Дворец грез, стр. 84

Госпожа Ту. Госпожа. Титул и столько земли, что она может целый год кормить две большие семьи. Я стала знатной землевладелицей. Восхитительная нереальность этого ошеломила меня, и я вдруг разразилась слезами.

— Ну-ну, — встревожился Рамзес. — Ты так огорчена? Не плачь, Ту. Твои глазки опухнут, и, кроме того, царь не выносит, когда хорошенькая женщина плачет.

— Нет! — всхлипывала я. — Не огорчена, о Великий. Вовсе нет. — И я бросилась в его объятия. Уткнувшись лицом в его теплую шею, я рыдала, а он притянул меня ближе и стал успокаивающе поглаживать мою руку.

— Какой же ты еще ребенок, — сказал он. — Паибекаман! Принеси полотенце! А теперь высморкай нос, моя госпожа Ту, и беги в свою новую детскую. Я пришлю за тобой позже, мы будем ужинать на реке и наслаждаться ночным ветром. Договорились?

Я кивнула, высморкалась, поцеловала его и соскользнула с его колен.

— Благодарю тебя, Рамзес, — прошептала я.

Он скорчил гримасу.

— Сколько раз тебе говорить, чтобы ты не называла меня но имени, — заворчал он, но губы его дрогнули.

Он отмахнулся от меня, и, прижав к груди драгоценные свитки, я исполнила ритуальный поклон и покинула его, бросившись бежать в бронзовом свете заката по короткому коридору от его спальни к дорожке, что отделяла дворец от гарема, к себе в новое жилище.

Дисенк поспешно поднялась, испуганная моим зареванным видом. Я выпалила свои новости, все еще прижимая свитки к груди. Улыбка чистейшего удовлетворения расплылась на ее тонком лице, и я подумала, как много радости доставил мой титул ее снобистскому сердечку.

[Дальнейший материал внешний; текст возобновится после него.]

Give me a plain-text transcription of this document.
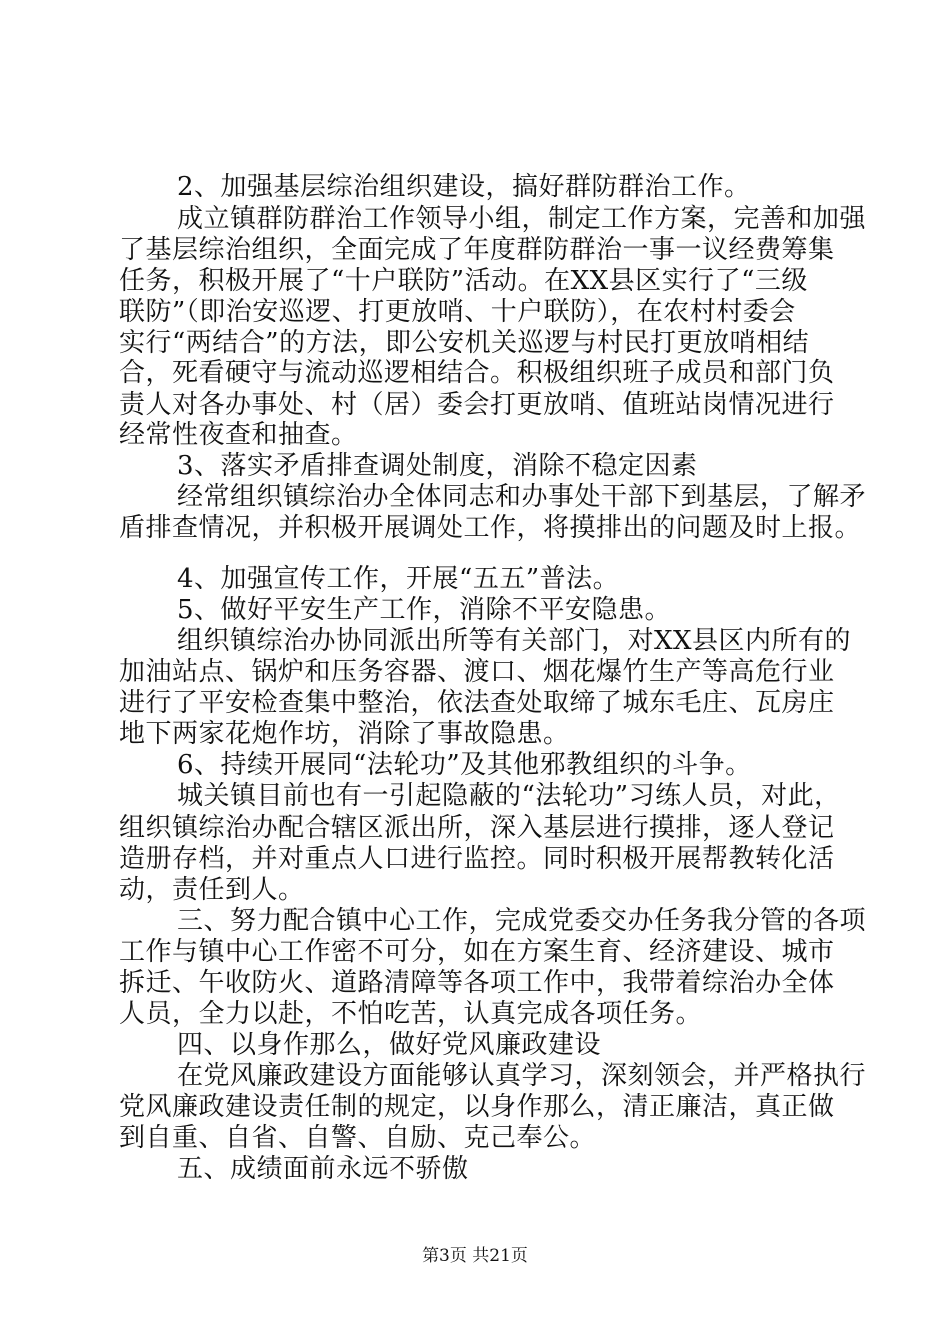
2、加强基层综治组织建设，搞好群防群治工作。
成立镇群防群治工作领导小组，制定工作方案，完善和加强
了基层综治组织，全面完成了年度群防群治一事一议经费筹集
任务，积极开展了“十户联防”活动。在XX县区实行了“三级
联防”（即治安巡逻、打更放哨、十户联防），在农村村委会
实行“两结合”的方法，即公安机关巡逻与村民打更放哨相结
合，死看硬守与流动巡逻相结合。积极组织班子成员和部门负
责人对各办事处、村（居）委会打更放哨、值班站岗情况进行
经常性夜查和抽查。
3、落实矛盾排查调处制度，消除不稳定因素
经常组织镇综治办全体同志和办事处干部下到基层，了解矛
盾排查情况，并积极开展调处工作，将摸排出的问题及时上报。
4、加强宣传工作，开展“五五”普法。
5、做好平安生产工作，消除不平安隐患。
组织镇综治办协同派出所等有关部门，对XX县区内所有的
加油站点、锅炉和压务容器、渡口、烟花爆竹生产等高危行业
进行了平安检查集中整治，依法查处取缔了城东毛庄、瓦房庄
地下两家花炮作坊，消除了事故隐患。
6、持续开展同“法轮功”及其他邪教组织的斗争。
城关镇目前也有一引起隐蔽的“法轮功”习练人员，对此，
组织镇综治办配合辖区派出所，深入基层进行摸排，逐人登记
造册存档，并对重点人口进行监控。同时积极开展帮教转化活
动，责任到人。
三、努力配合镇中心工作，完成党委交办任务我分管的各项
工作与镇中心工作密不可分，如在方案生育、经济建设、城市
拆迁、午收防火、道路清障等各项工作中，我带着综治办全体
人员，全力以赴，不怕吃苦，认真完成各项任务。
四、以身作那么，做好党风廉政建设
在党风廉政建设方面能够认真学习，深刻领会，并严格执行
党风廉政建设责任制的规定，以身作那么，清正廉洁，真正做
到自重、自省、自警、自励、克己奉公。
五、成绩面前永远不骄傲
第3页 共21页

— Вызови ко мне писца гарема, — потребовала я. — Я хочу продиктовать письмо семье. Потом приведи меня в порядок, Дисенк, вечером я отправляюсь на речную прогулку с фараоном.

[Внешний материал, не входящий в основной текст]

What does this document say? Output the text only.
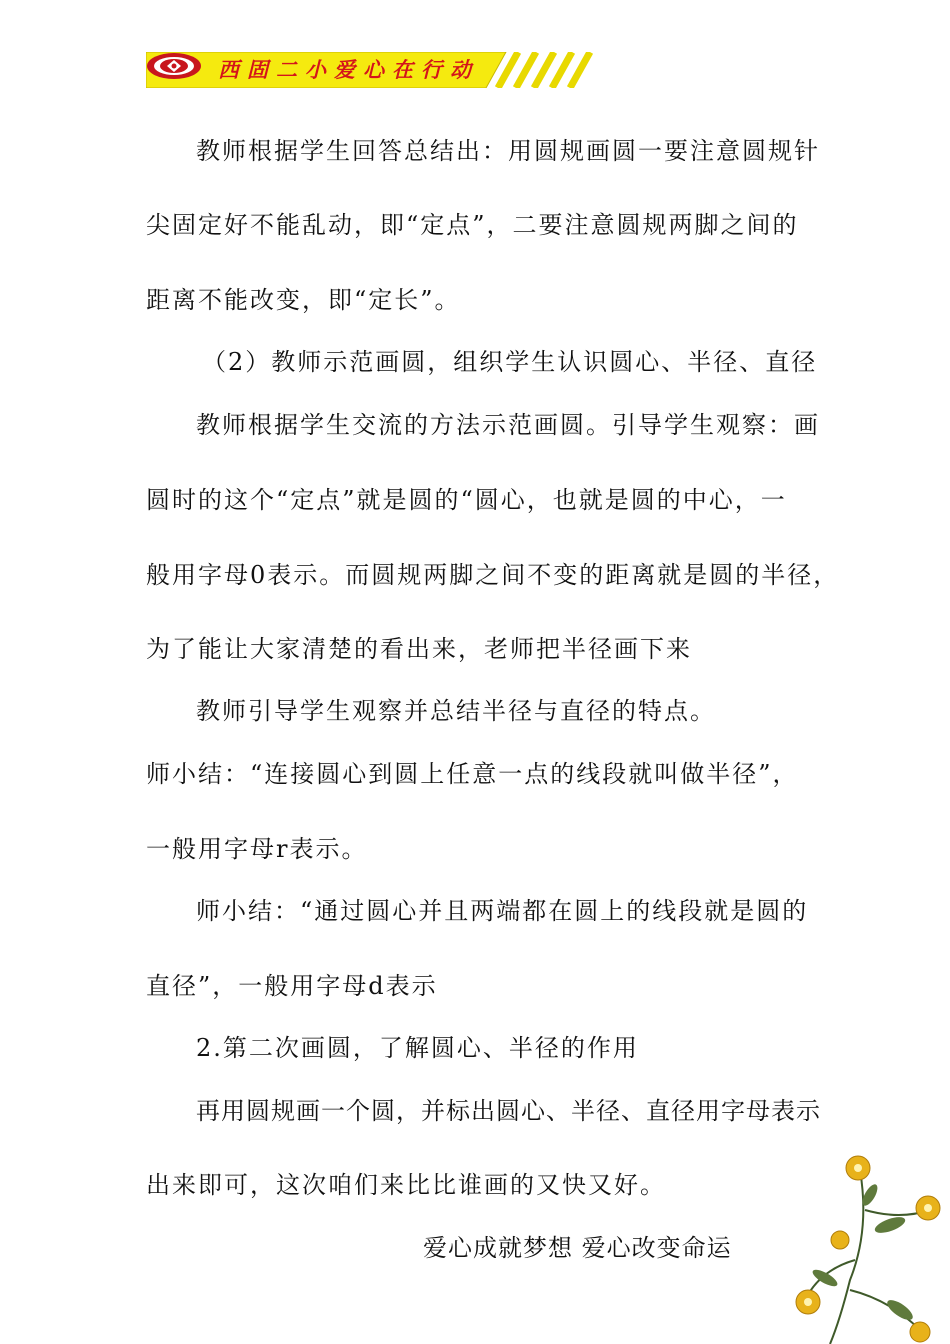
西固二小爱心在行动
教师根据学生回答总结出：用圆规画圆一要注意圆规针
尖固定好不能乱动，即“定点”，二要注意圆规两脚之间的
距离不能改变，即“定长”。
（2）教师示范画圆，组织学生认识圆心、半径、直径
教师根据学生交流的方法示范画圆。引导学生观察：画
圆时的这个“定点”就是圆的“圆心，也就是圆的中心，一
般用字母0表示。而圆规两脚之间不变的距离就是圆的半径，
为了能让大家清楚的看出来，老师把半径画下来
教师引导学生观察并总结半径与直径的特点。
师小结：“连接圆心到圆上任意一点的线段就叫做半径”，
一般用字母r表示。
师小结：“通过圆心并且两端都在圆上的线段就是圆的
直径”，一般用字母d表示
2.第二次画圆，了解圆心、半径的作用
再用圆规画一个圆，并标出圆心、半径、直径用字母表示
出来即可，这次咱们来比比谁画的又快又好。
爱心成就梦想 爱心改变命运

Отвесив глубокий поклон, она с готовностью выскользнула из комнаты.

В последнее время я имела возможность многое обдумать в своей жизни. С огромной горечью, с горячим стыдом я размышляла о своей наивности, но я в любом случае не боюсь больше осуждения богов. Ведь в тот момент, когда Рамзес зачитывал мне свиток, где мне был дарован титул, которого я, по правде говоря, не заслуживала, чувства благодарности и смирения, что нахлынули на меня и вылились слезами, были совершенно искренними. Да, я была холодной и расчетливой. Была корыстной, лживой и не гнушалась никакими средствами для достижения своих целей. Но в тот момент мое сердце было тронуто и по-настоящему открыто, обнаружив цветок, так долго спрятанный в темноте. Конечно, боги простят мне все за то короткое цветение!

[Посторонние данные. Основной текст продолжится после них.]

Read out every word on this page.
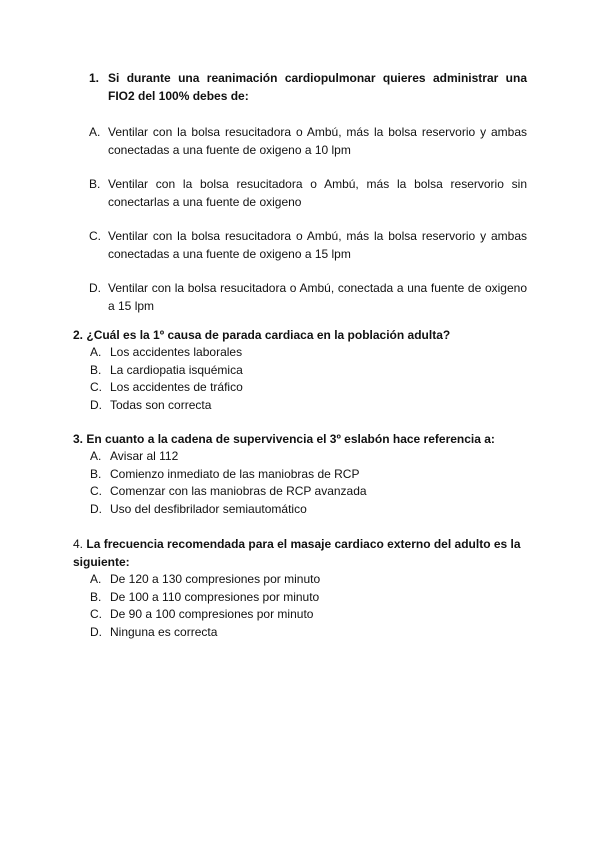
1. Si durante una reanimación cardiopulmonar quieres administrar una FIO2 del 100% debes de:
A. Ventilar con la bolsa resucitadora o Ambú, más la bolsa reservorio y ambas conectadas a una fuente de oxigeno a 10 lpm
B. Ventilar con la bolsa resucitadora o Ambú, más la bolsa reservorio sin conectarlas a una fuente de oxigeno
C. Ventilar con la bolsa resucitadora o Ambú, más la bolsa reservorio y ambas conectadas a una fuente de oxigeno a 15 lpm
D. Ventilar con la bolsa resucitadora o Ambú, conectada a una fuente de oxigeno a 15 lpm
2. ¿Cuál es la 1º causa de parada cardiaca en la población adulta?
A. Los accidentes laborales
B. La cardiopatia isquémica
C. Los accidentes de tráfico
D. Todas son correcta
3. En cuanto a la cadena de supervivencia el 3º eslabón hace referencia a:
A. Avisar al 112
B. Comienzo inmediato de las maniobras de RCP
C. Comenzar con las maniobras de RCP avanzada
D. Uso del desfibrilador semiautomático
4. La frecuencia recomendada para el masaje cardiaco externo del adulto es la siguiente:
A. De 120 a 130 compresiones por minuto
B. De 100 a 110 compresiones por minuto
C. De 90 a 100 compresiones por minuto
D. Ninguna es correcta
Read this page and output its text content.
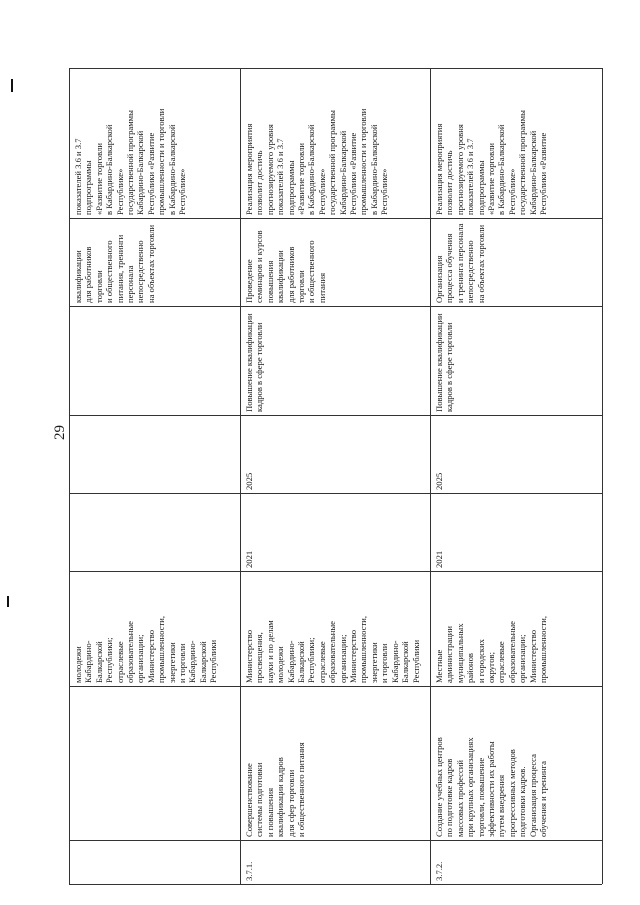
29
молодежи
Кабардино-
Балкарской
Республики;
отраслевые
образовательные
организации;
Министерство
промышленности,
энергетики
и торговли
Кабардино-
Балкарской
Республики
квалификации
для работников
торговли
и общественного
питания, тренинги
персонала
непосредственно
на объектах торговли
показателей 3.6 и 3.7
подпрограммы
«Развитие торговли
в Кабардино-Балкарской
Республике»
государственной программы
Кабардино-Балкарской
Республики «Развитие
промышленности и торговли
в Кабардино-Балкарской
Республике»
3.7.1.
Совершенствование
системы подготовки
и повышения
квалификации кадров
для сфер торговли
и общественного питания
Министерство
просвещения,
науки и по делам
молодежи
Кабардино-
Балкарской
Республики;
отраслевые
образовательные
организации;
Министерство
промышленности,
энергетики
и торговли
Кабардино-
Балкарской
Республики
2021
2025
Повышение квалификации
кадров в сфере торговли
Проведение
семинаров и курсов
повышения
квалификации
для работников
торговли
и общественного
питания
Реализация мероприятия
позволит достичь
прогнозируемого уровня
показателей 3.6 и 3.7
подпрограммы
«Развитие торговли
в Кабардино-Балкарской
Республике»
государственной программы
Кабардино-Балкарской
Республики «Развитие
промышленности и торговли
в Кабардино-Балкарской
Республике»
3.7.2.
Создание учебных центров
по подготовке кадров
массовых профессий
при крупных организациях
торговли, повышение
эффективности их работы
путем внедрения
прогрессивных методов
подготовки кадров.
Организация процесса
обучения и тренинга
Местные
администрации
муниципальных
районов
и городских
округов;
отраслевые
образовательные
организации;
Министерство
промышленности,
2021
2025
Повышение квалификации
кадров в сфере торговли
Организация
процесса обучения
и тренинга персонала
непосредственно
на объектах торговли
Реализация мероприятия
позволит достичь
прогнозируемого уровня
показателей 3.6 и 3.7
подпрограммы
«Развитие торговли
в Кабардино-Балкарской
Республике»
государственной программы
Кабардино-Балкарской
Республики «Развитие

На мой вызов пришел Панаук. Я с удивлением приветствовала его, потому что, хотя знала, что он был писцом гарема, у меня он больше отождествлялся с домом Гуи, чем с женскими комнатами. Он вежливо поздравил меня с возвышением, опустился на циновку, положив дощечку себе на колени.

Я диктовала быстро, рассказывая родителям о своей счастливой судьбе и желая благополучия, этим двум призрачным теням своего прошлого. Письмо я закончила сообщением для Паари. «Дорогой мой друг и брат, — произнесла я. — Теперь, когда я могу распоряжаться своей собственной землей, мне нужен надежный писец. Я умоляю тебя приехать в Пи-Рамзес со своей невестой Изис. Я подыщу хорошее жилье для вас обоих, увидишь, ты ни в чем не будешь нуждаться. Хорошо подумай, прежде чем отказывать мне! Люблю тебя и очень скучаю. Написано рукой Панаука, писца гарема, госпожа Ту».

Я смотрела, как Панаук дописывает последние слова. Потом он поднял голову и посмотрел на меня.

— Это было бы очень хорошо — иметь брата личным писцом, — сказал он. — Его преданность будет безупречной. Писцы, назначенные в гарем, все неболтливы, но брату можно было бы доверить любые секреты.

Я со злостью напустилась на него.

— Писцам не обязательно комментировать то, что им диктуют! — резко прервала его я. — Ты знаешь это, Панаук! Пожалуйста, отправь свиток как можно скорее. Ты свободен.

Он собрал свои принадлежности и откланялся, но его непочтительность причинила мне боль, и я была рада услышать восхищенное щебетание Дисенк, когда та одевала меня для прогулки по Нилу.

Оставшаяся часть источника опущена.